The general purpose processing cores 411, by contrast, will perform their tasks slower and with more power consumption but can be programmed to perform a wide variety of different functions (via the execution of software programs). Here, it is notable that although the processing cores can be general purpose CPUs like the data center's host CPUs 301, in many instances the IPU's general purpose processors 411 are reduced instruction set (RISC) processors rather than CISC processors (which the host CPUs 301 are typically implemented with). That is, the host CPUs 301 that execute the data center's application software programs 305 tend to be CISC based processors because of the extremely wide variety of different tasks that the data center's application software could be programmed to perform.
By contrast, the infrastructure functions performed by the IPUs tend to be a more limited set of functions that are better served with a RISC processor. As such, the IPU's RISC processors 411 should perform the infrastructure functions with less power consumption than CISC processors but without significant loss of performance.
The FPGA(s) 412 provide for more programming capability than an ASIC block but less programming capability than the general purpose cores 411, while, at the same time, providing for more processing performance capability than the general purpose cores 411 but less than processing performing capability than an ASIC block.
The IPU 407 also includes multiple memory channel interfaces 428 to couple to external memory 429 that is used to store instructions for the general purpose cores 411 and input/output data for the IPU cores 411 and each of the ASIC blocks 421-426. The IPU includes multiple PCIe physical interfaces and an Ethernet Media Access Control block 430 to implement network connectivity to/from the IPU 409. As mentioned above, the IPU 407 can be a semiconductor chip, or, a plurality of semiconductor chips integrated on a module or card (e.g., a NIC).
Embodiments of the invention may include various processes as set forth above. The processes may be embodied in program code (e.g., machine-executable instructions). The program code, when processed, causes a general-purpose or special-purpose processor to perform the program code's processes. Alternatively, these processes may be performed by specific/custom hardware components that contain hard wired interconnected logic circuitry (e.g., application specific integrated circuit (ASIC) logic circuitry) or programmable logic circuitry (e.g., field programmable gate array (FPGA) logic circuitry, programmable logic device (PLD) logic circuitry) for performing the processes, or by any combination of program code and logic circuitry.
Elements of the present invention may also be provided as a machine-readable medium for storing the program code. The machine-readable medium can include, but is not limited to, floppy diskettes, optical disks, CD-ROMs, and magneto-optical disks, FLASH memory, ROMs, RAMs, EPROMs, EEPROMs, magnetic or optical cards or other type of media/machine-readable medium suitable for storing electronic instructions.

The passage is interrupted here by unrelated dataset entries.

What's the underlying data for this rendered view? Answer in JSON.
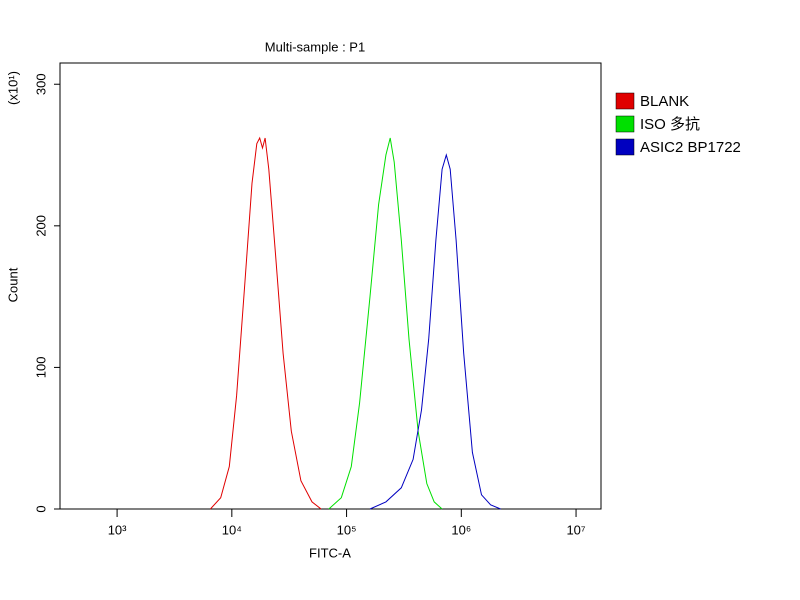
{
  "chart_data": {
    "type": "line",
    "title": "Multi-sample : P1",
    "x_label": "FITC-A",
    "y_label": "Count",
    "y_multiplier": "(x10¹)",
    "xscale": "log",
    "xlim": [
      318,
      16500000
    ],
    "ylim": [
      0,
      315
    ],
    "xticks": [
      {
        "value": 1000,
        "label": "10³"
      },
      {
        "value": 10000,
        "label": "10⁴"
      },
      {
        "value": 100000,
        "label": "10⁵"
      },
      {
        "value": 1000000,
        "label": "10⁶"
      },
      {
        "value": 10000000,
        "label": "10⁷"
      }
    ],
    "yticks": [
      0,
      100,
      200,
      300
    ],
    "series": [
      {
        "name": "BLANK",
        "color": "#e00000",
        "x": [
          6500,
          8000,
          9500,
          11000,
          13000,
          15000,
          16500,
          17500,
          18500,
          19500,
          21000,
          24000,
          28000,
          33000,
          40000,
          50000,
          60000
        ],
        "values": [
          0,
          8,
          30,
          80,
          160,
          230,
          258,
          262,
          255,
          262,
          240,
          180,
          110,
          55,
          20,
          5,
          0
        ]
      },
      {
        "name": "ISO 多抗",
        "color": "#00e000",
        "x": [
          70000,
          90000,
          110000,
          130000,
          160000,
          190000,
          220000,
          240000,
          260000,
          300000,
          350000,
          420000,
          500000,
          580000,
          680000
        ],
        "values": [
          0,
          8,
          30,
          75,
          150,
          215,
          250,
          262,
          245,
          190,
          120,
          55,
          18,
          5,
          0
        ]
      },
      {
        "name": "ASIC2 BP1722",
        "color": "#0000c0",
        "x": [
          160000,
          220000,
          300000,
          380000,
          450000,
          520000,
          600000,
          680000,
          740000,
          800000,
          900000,
          1050000,
          1250000,
          1500000,
          1800000,
          2200000
        ],
        "values": [
          0,
          5,
          15,
          35,
          70,
          120,
          190,
          240,
          250,
          240,
          190,
          110,
          40,
          10,
          3,
          0
        ]
      }
    ]
  }
}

In the foregoing specification, the invention has been described with reference to specific exemplary embodiments thereof. It will, however, be evident that various modifications and changes may be made thereto without departing from the broader spirit and scope of the invention as set forth in the appended claims. The specification and drawings are, accordingly, to be regarded in an illustrative rather than a restrictive sense.